Se, pois, temos alguma esperança, alguma graça, algum dom salutar, saibamos que nos vem d'Ela”. “Porque eras indigno de receber as graças divinas, elas foram dadas a Maria, a fim de que recebas por Ela tudo o que venhas a possuir” (São Bernardo).
“Todos os dons, virtudes e graças do Espírito Santo são distribuídos pelas mãos de Maria, a quem Ela quer, quando, como e na medida que Ela quer” (São Bernardino).

§142. Deus - como diz São Bernardo - vendo que somos indignos de receber as graças diretamente das suas mãos, dá-as a Maria, a fim de que por Ela recebamos tudo o que Ele nos quis dar. E Deus encontra também a sua glória em receber, pelas mãos de Maria, o reconhecimento, o respeito e o amor que lhe devemos pelos Seus benefícios. É, pois, muito justo, que imitemos o procedimento de Deus, “para que a graça regresse ao seu Autor pelo mesmo canal por onde veio”, segundo o mesmo São Bernardo.
- É precisamente o que fazemos por esta Devoção: oferecemos e consagramos tudo o que somos e tudo o que possuímos à Santíssima Virgem, para que Nosso Senhor receba por seu intermédio a glória e o reconhecimento que lhe devemos.
- Reconhecemo-nos indignos e incapazes de nos abeirarmos da sua Majestade infinita só por nós mesmos, e por isso servimo-nos da intercessão da Santíssima Virgem.

§143. Além disso, trata-se aqui de um ato de profunda humildade, virtude que Deus ama acima de todas as outras. Uma alma que se eleva, rebaixa a Deus; uma alma que se humilha, eleva a Deus (Jo 3, 30). Deus resiste aos soberbos e dá a sua graça aos humildes (Tg 4, 6). Se nos humilharmos, julgando-nos indignos de comparecer perante Deus e de nos aproximar d’Ele, Deus desce, abaixa-se para vir a nós, para se comprazer em nós e nos elevar, apesar da nossa miséria.
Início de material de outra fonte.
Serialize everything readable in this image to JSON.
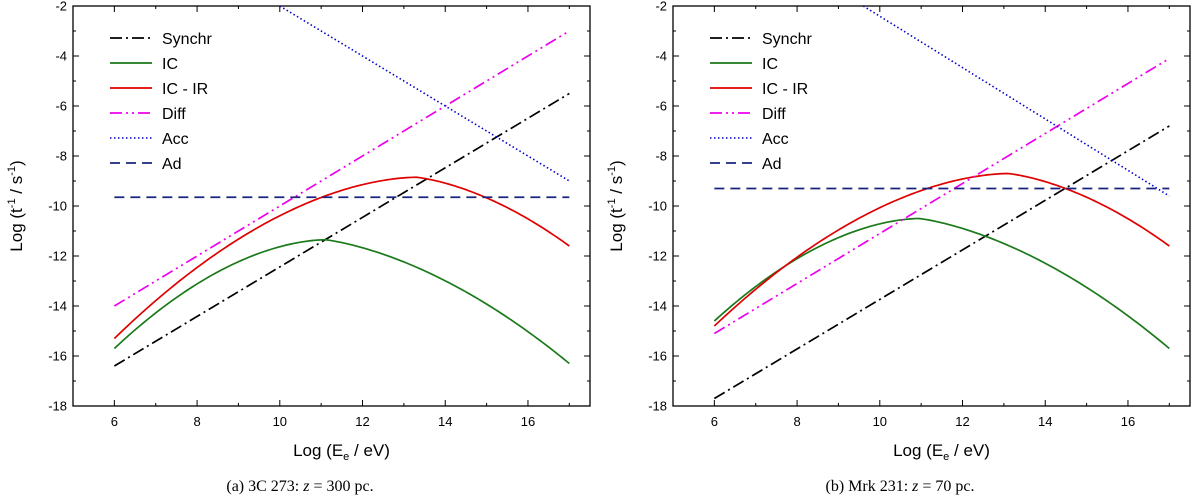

Mas, pelo contrário, quando alguém se aproxima ousadamente de Deus, sem querer medianeiros, Deus esquiva-se, e não podemos chegar até Ele. Oh! Como Ele ama a humildade de coração! - É a tal humildade que leva a prática desta Devoção, pois ensina a nunca nos aproximarmos de Nosso Senhor por nós mesmos, por mais doce e misericordioso que Ele seja, mas a servir-nos sempre da intercessão de Maria, para comparecer diante de Deus, seja para lhe falar, seja para simplesmente estreitar a proximidade, seja para lhe oferecer alguma coisa, seja para unir-nos e consagrar-nos a Ele.